The logical advantage of this is that if you know you cannot attend the sale, then as the rams will generally be available for inspection in November prior to the sale (I say generally as I will be away at the Feilding ram fair for a few days) you can come at your convenience and sort out what you may be interested in and then bid from home on the day. I again will be posting 20 second videos of all rams being put up for sale via you tube which may assist you in making a selection as well. As you know I am straight up guy, so if you can’t attend and want to know more about a ram, feel free to give me a call and I will tell you what I think.

Visiting Clients

I have been to see a few clients during the winter, but not many, quite simply because of the winter we have had, its been so bloody wet that I did not know from day to day where I would be putting up my next break for the ewes, it was just one big juggling effort for the majority of the winter, I hope we don’t have another one like that for a while. As I couldn’t set things up for days in advance I simply couldn’t get away to visit clients and those locally I felt were probably as miserable as I about the weather and the last thing they would want to do was show me around the farm. Ironically in the last fortnight we have gone from being ridiculously wet to needing rain at the time of writing of this, we missed all the really bad weather Southland etc got, but got lots of cold nor'westers, which has dried everything out.

I do intend in the next month to see as many of you as I can, some may see me before you get this letter. I will simply turn up on the off chance you are there as I don’t want to force anyone into thinking they have to entertain me, if you are not there or your busy that’s okay, but if you have an hour or so, I would greatly appreciate it as it gives me some understanding of where you farm and under what conditions and as such what sort of things you expect from my rams.

Worm Resistance/Resilience

There is a lot of gimmick advertising in this regard in my view, guys simply climbing on a band wagon to sell rams. I don’t use the worm star gene test, as in my view it’s a scam. The worm star test is approximately 80% about growth and 20% about worms, I am sure that if it was called the growth star test, even less people would be using it. The reason I say this is the most reliable figures you get out of SIL are the weaning weight and live weight 6 or 8 breeding values, yes your growth rates, so you don’t need a gene test to sort that one out. On top of this, those animals with good growth rates are likely to be those that are handling the worms better, hence the better growth rate.

I am looking into the Carla Saliva test that has been developed by AgResearch as to the merits or otherwise of doing this, it won’t be this year but if its not garbage like I believe wormstar to be, then I will certainly see how I can use it with my lambs come February or march next year.

In terms of my farming practice, I don’t drench the ewes at all from the age of being a 2th onwards.
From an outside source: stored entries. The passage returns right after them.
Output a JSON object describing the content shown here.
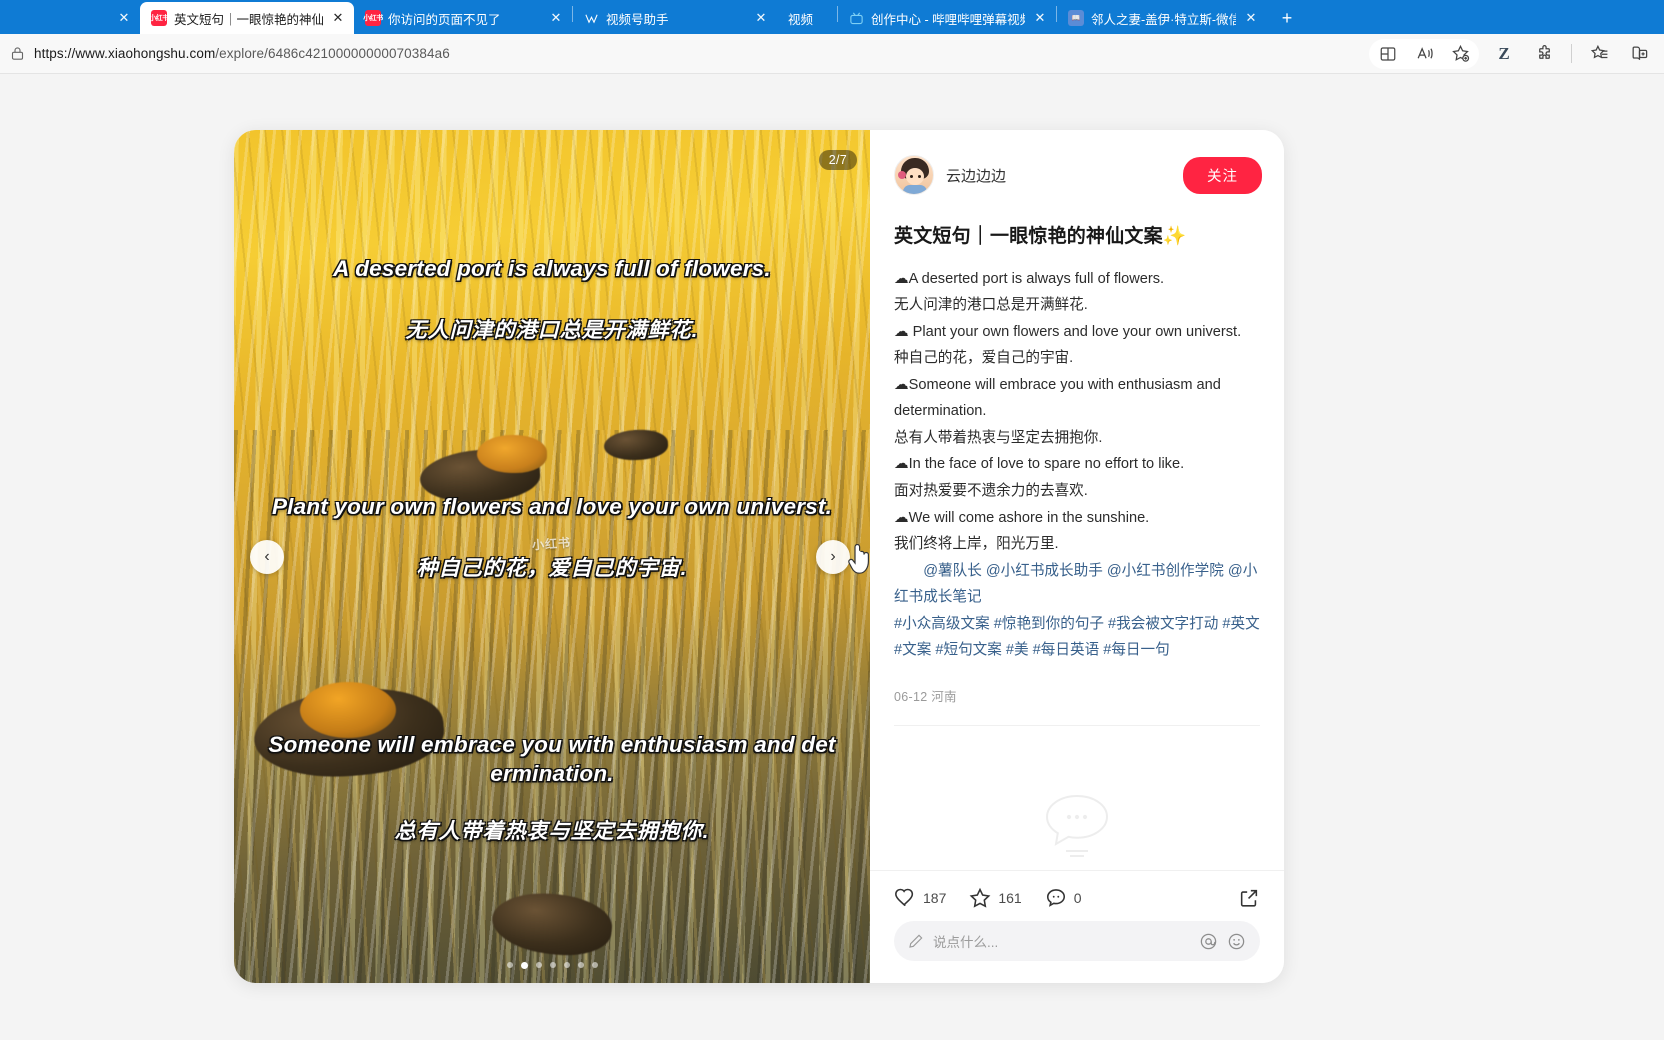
{
  "browser": {
    "tabs": [
      {
        "title": "",
        "favicon": "blank-icon",
        "active": false,
        "partial": true
      },
      {
        "title": "英文短句｜一眼惊艳的神仙文案✨",
        "favicon": "xiaohongshu-icon",
        "active": true
      },
      {
        "title": "你访问的页面不见了",
        "favicon": "xiaohongshu-icon",
        "active": false
      },
      {
        "title": "视频号助手",
        "favicon": "channels-icon",
        "active": false
      },
      {
        "title": "视频",
        "favicon": "blank-icon",
        "active": false
      },
      {
        "title": "创作中心 - 哔哩哔哩弹幕视频网",
        "favicon": "bilibili-icon",
        "active": false
      },
      {
        "title": "邻人之妻-盖伊·特立斯-微信读书",
        "favicon": "weread-icon",
        "active": false
      }
    ],
    "new_tab_label": "+",
    "close_label": "✕",
    "url_prefix": "https://www.xiaohongshu.com",
    "url_path": "/explore/6486c42100000000070384a6",
    "toolbar": [
      {
        "name": "split-screen-icon"
      },
      {
        "name": "read-aloud-icon"
      },
      {
        "name": "add-favorite-icon"
      },
      {
        "name": "zotero-connector-icon",
        "label": "Z"
      },
      {
        "name": "extensions-icon"
      },
      {
        "name": "favorites-icon"
      },
      {
        "name": "collections-icon"
      }
    ]
  },
  "note": {
    "author": "云边边边",
    "follow_label": "关注",
    "title": "英文短句｜一眼惊艳的神仙文案✨",
    "body_lines": [
      "☁A deserted port is always full of flowers.",
      "无人问津的港口总是开满鲜花.",
      "☁ Plant your own flowers and love your own universt.",
      "种自己的花，爱自己的宇宙.",
      "☁Someone will embrace you with enthusiasm and determination.",
      "总有人带着热衷与坚定去拥抱你.",
      "☁In the face of love to spare no effort to like.",
      "面对热爱要不遗余力的去喜欢.",
      "☁We will come ashore in the sunshine.",
      "我们终将上岸，阳光万里."
    ],
    "mentions": "　　@薯队长 @小红书成长助手 @小红书创作学院 @小红书成长笔记",
    "hashtags": "#小众高级文案 #惊艳到你的句子 #我会被文字打动 #英文 #文案 #短句文案 #美 #每日英语 #每日一句",
    "date_location": "06-12 河南",
    "likes": "187",
    "collects": "161",
    "comments": "0",
    "comment_placeholder": "说点什么...",
    "brand_color": "#ff2442"
  },
  "carousel": {
    "page_indicator": "2/7",
    "current": 2,
    "total": 7,
    "prev_label": "‹",
    "next_label": "›",
    "watermark": "小红书",
    "overlay_lines": [
      "A deserted port is always full of flowers.",
      "无人问津的港口总是开满鲜花.",
      "Plant your own flowers and love your own universt.",
      "种自己的花，爱自己的宇宙.",
      "Someone will embrace you with enthusiasm and det ermination.",
      "总有人带着热衷与坚定去拥抱你."
    ]
  }
}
Since doing this I find that I may cull a few more ewes than I used to every year that are struggling to handle things at weaning time, but I figure over time this should diminish as logically those ewes that handle worms better will be those that remain. Also I practice the extended drenching idea with those lambs that I retain: I drench them more like every 6 weeks or longer even as lambs. I don’t do this with the culls as I regularly drench those so I get them killed as early as I can.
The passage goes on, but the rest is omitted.